Please double-check your calculation steps and ensure you have used the correct values in your equation to determine the pressure change.
To find the pressure change in water going from a 3.0 cm-diameter pipe to a 1.8 cm-diameter pipe, you can use Bernoulli’s principle, which states that the total mechanical energy of a fluid system remains constant along a streamline.
The equation you mentioned, pv^2(A2^2 - A1^2) / 2A1^2, is a valid form of Bernoulli's principle equation, applied to this situation. However, there seem to be errors in your calculation.
Let's go through the correct calculation step by step:
1. First, convert the diameters of the pipes to their respective radii:
Diameter of the 3.0 cm pipe: 3.0 cm = 0.03 m (converted to meters)
Radius of the 3.0 cm pipe: 0.03 m / 2 = 0.015 m
Diameter of the 1.8 cm pipe: 1.8 cm = 0.018 m (converted to meters)
Radius of the 1.8 cm pipe: 0.018 m / 2 = 0.009 m
2. Plug the given values into the equation:
Density of water, ρ = 1000 kg/m^3 (given)
Velocity of the smaller pipe, v = 3.0 m/s (given)
Area of the larger pipe, A1 = π(0.015 m)^2 = 0.00070685 m^2
Area of the smaller pipe, A2 = π(0.009 m)^2 = 0.00025447 m^2
Now we can substitute these values into the equation:
ΔP = ρv^2(A2^2 - A1^2) / (2A1^2)
= (1000 kg/m^3)(3.0 m/s)^2((0.00025447 m^2)^2 - (0.00070685 m^2)^2) / (2(0.00070685 m^2)^2)

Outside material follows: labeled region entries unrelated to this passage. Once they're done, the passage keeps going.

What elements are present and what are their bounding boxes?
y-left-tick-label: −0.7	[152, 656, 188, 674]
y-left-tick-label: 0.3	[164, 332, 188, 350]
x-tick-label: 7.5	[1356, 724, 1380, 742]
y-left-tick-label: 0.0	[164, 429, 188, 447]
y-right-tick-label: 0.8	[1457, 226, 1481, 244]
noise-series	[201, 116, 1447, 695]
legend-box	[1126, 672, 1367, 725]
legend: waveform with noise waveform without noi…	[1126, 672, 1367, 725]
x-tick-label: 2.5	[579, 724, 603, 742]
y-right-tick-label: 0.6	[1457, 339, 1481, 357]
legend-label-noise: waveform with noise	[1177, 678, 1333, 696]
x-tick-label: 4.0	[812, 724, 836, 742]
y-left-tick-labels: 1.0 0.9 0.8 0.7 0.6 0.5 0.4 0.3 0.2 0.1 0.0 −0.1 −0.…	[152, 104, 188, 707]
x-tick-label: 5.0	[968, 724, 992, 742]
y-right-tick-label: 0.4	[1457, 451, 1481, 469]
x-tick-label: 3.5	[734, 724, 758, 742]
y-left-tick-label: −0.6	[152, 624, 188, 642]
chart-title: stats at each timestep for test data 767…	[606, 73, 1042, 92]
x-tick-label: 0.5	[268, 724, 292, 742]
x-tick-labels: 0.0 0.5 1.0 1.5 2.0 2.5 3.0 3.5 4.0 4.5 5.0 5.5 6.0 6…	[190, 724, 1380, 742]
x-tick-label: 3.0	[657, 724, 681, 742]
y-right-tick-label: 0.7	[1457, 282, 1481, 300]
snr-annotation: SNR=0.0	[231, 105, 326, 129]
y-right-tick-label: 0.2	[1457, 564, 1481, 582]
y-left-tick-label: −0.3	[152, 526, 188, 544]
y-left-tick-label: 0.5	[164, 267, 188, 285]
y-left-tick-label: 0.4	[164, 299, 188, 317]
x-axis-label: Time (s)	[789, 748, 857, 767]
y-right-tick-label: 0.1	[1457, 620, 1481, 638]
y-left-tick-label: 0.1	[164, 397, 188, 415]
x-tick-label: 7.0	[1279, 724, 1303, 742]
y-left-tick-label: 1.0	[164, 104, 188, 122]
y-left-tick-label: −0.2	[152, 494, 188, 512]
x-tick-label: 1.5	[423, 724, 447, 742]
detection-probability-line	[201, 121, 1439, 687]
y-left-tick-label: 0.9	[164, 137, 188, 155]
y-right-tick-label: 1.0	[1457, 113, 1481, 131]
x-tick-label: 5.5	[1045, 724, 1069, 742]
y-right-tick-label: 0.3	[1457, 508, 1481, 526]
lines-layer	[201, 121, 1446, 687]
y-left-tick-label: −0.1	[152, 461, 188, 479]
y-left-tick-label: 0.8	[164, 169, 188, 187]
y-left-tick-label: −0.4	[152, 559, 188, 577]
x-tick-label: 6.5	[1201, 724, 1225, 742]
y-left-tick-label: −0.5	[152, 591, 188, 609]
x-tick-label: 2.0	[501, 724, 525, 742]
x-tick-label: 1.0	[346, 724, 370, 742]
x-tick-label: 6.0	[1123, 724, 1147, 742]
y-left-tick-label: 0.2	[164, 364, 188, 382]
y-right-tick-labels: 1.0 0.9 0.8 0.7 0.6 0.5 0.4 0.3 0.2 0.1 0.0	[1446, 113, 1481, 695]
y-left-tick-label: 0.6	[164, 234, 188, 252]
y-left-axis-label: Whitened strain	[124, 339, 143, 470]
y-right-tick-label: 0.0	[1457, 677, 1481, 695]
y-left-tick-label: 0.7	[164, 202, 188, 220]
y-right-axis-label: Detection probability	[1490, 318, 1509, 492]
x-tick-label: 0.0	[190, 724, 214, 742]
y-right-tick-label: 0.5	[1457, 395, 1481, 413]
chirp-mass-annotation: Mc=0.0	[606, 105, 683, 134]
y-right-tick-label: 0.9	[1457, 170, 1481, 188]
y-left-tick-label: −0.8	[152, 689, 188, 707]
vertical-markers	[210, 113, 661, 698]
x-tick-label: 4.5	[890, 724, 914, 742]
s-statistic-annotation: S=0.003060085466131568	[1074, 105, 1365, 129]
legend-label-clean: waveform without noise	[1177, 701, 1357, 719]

3. Calculate the pressure change:
ΔP = (1000)(9.0)(0.0000000169 - 0.0002958) / (2 x 0.000000498) ≈ -22104 Pa
So, the correct pressure change in water going from the 3.0 cm-diameter pipe to the 1.8 cm-diameter pipe is approximately -22104 Pa (or -22.1 kPa). Note that the negative sign indicates a decrease in pressure.